In a way, the narrator still values Terri’s approval of her appearance, even though she cuts ties with Terri after her rude remarks. She describes how, years later, Terri’s comments still affect her: “And so that’s how the squeezing began. . .I eventually stopped hanging out with Terri. . .I know it’s been almost four years since she said all that stuff about me, about my nose, but man, it still stings” (32). Through the act of habitually squeezing her nose, she is essentially confirming Terri’s comments about looking Indian. On several occasions, the narrator describes the value she puts into having a narrower nose, one that doesn’t look Indian: “Every morning with my thumb and forefinger I squeeze the sides of it. . .you might think it’s just a total waste of time, but . . . I do see the difference. . .I look less Indian, and you can bet that’s the main goal here” (30). The fact that she considers having a slimmer, less “Indian” nose suggests that Terri’s remarks still carry significant weight, many years later.

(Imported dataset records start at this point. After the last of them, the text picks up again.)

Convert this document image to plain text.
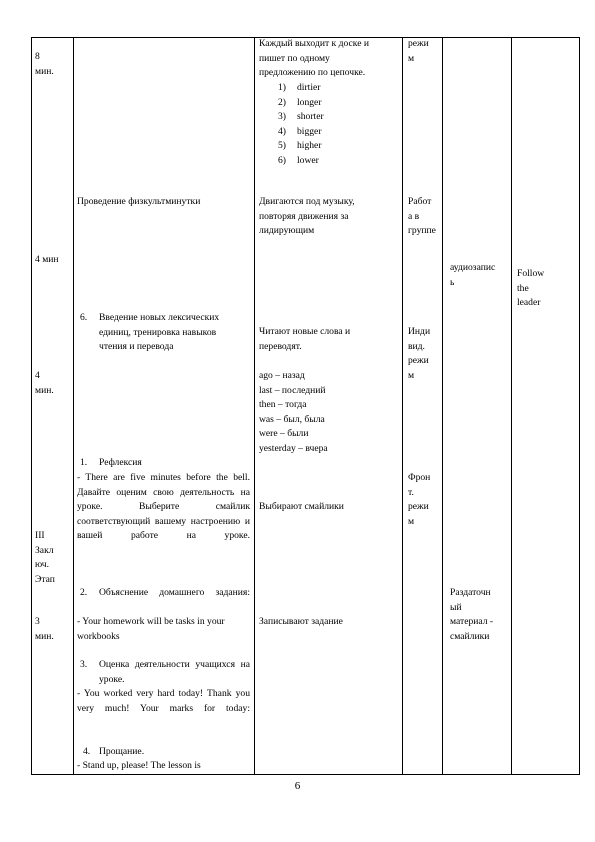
8
мин.
Каждый выходит к доске и
пишет по одному
предложению по цепочке.
1) dirtier
2) longer
3) shorter
4) bigger
5) higher
6) lower
режи
м
Проведение физкультминутки	Двигаются под музыку,
повторяя движения за
лидирующим
Работ
а в
группе
4 мин
аудиозапис
ь
Follow
the
leader
6. Введение новых лексических
единиц, тренировка навыков
чтения и перевода
Читают новые слова и
переводят.
Инди
вид.
режи
м
4
мин.
ago – назад
last – последний
then – тогда
was – был, была
were – были
yesterday – вчера
1. Рефлексия
- There are five minutes before the bell. Давайте оценим свою деятельность на уроке. Выберите смайлик соответствующий вашему настроению и вашей работе на уроке.
Выбирают смайлики
Фрон
т.
режи
м
III
Закл
юч.
Этап
2. Объяснение домашнего задания:
- Your homework will be tasks in your workbooks
Записывают задание
Раздаточн
ый
материал -
смайлики
3
мин.
3. Оценка деятельности учащихся на уроке.
- You worked very hard today! Thank you very much! Your marks for today:
4. Прощание.
- Stand up, please! The lesson is
6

Thus, the narrator successfully finds a way to fit an established beauty standard, albeit in an irrational and unusual manner.

Though she considers herself to be a ‘California girl’, the narrator is denied this status on the basis of her resemblance to an Indian and her Mexican heritage. Terri specifically targets her nose and hurts the narrator’s feeling after describing it to Lightning Bolt, who also responds in a hurtful manner. Despite cutting off her friendship with Terri, the narrator essentially still holds Terri’s opinion in high regard through the act of squeezing her nose daily. Ultimately, it is clear that the narrator responds irrationally to negative comments about her appearance, motivated by her strong desire to fit in.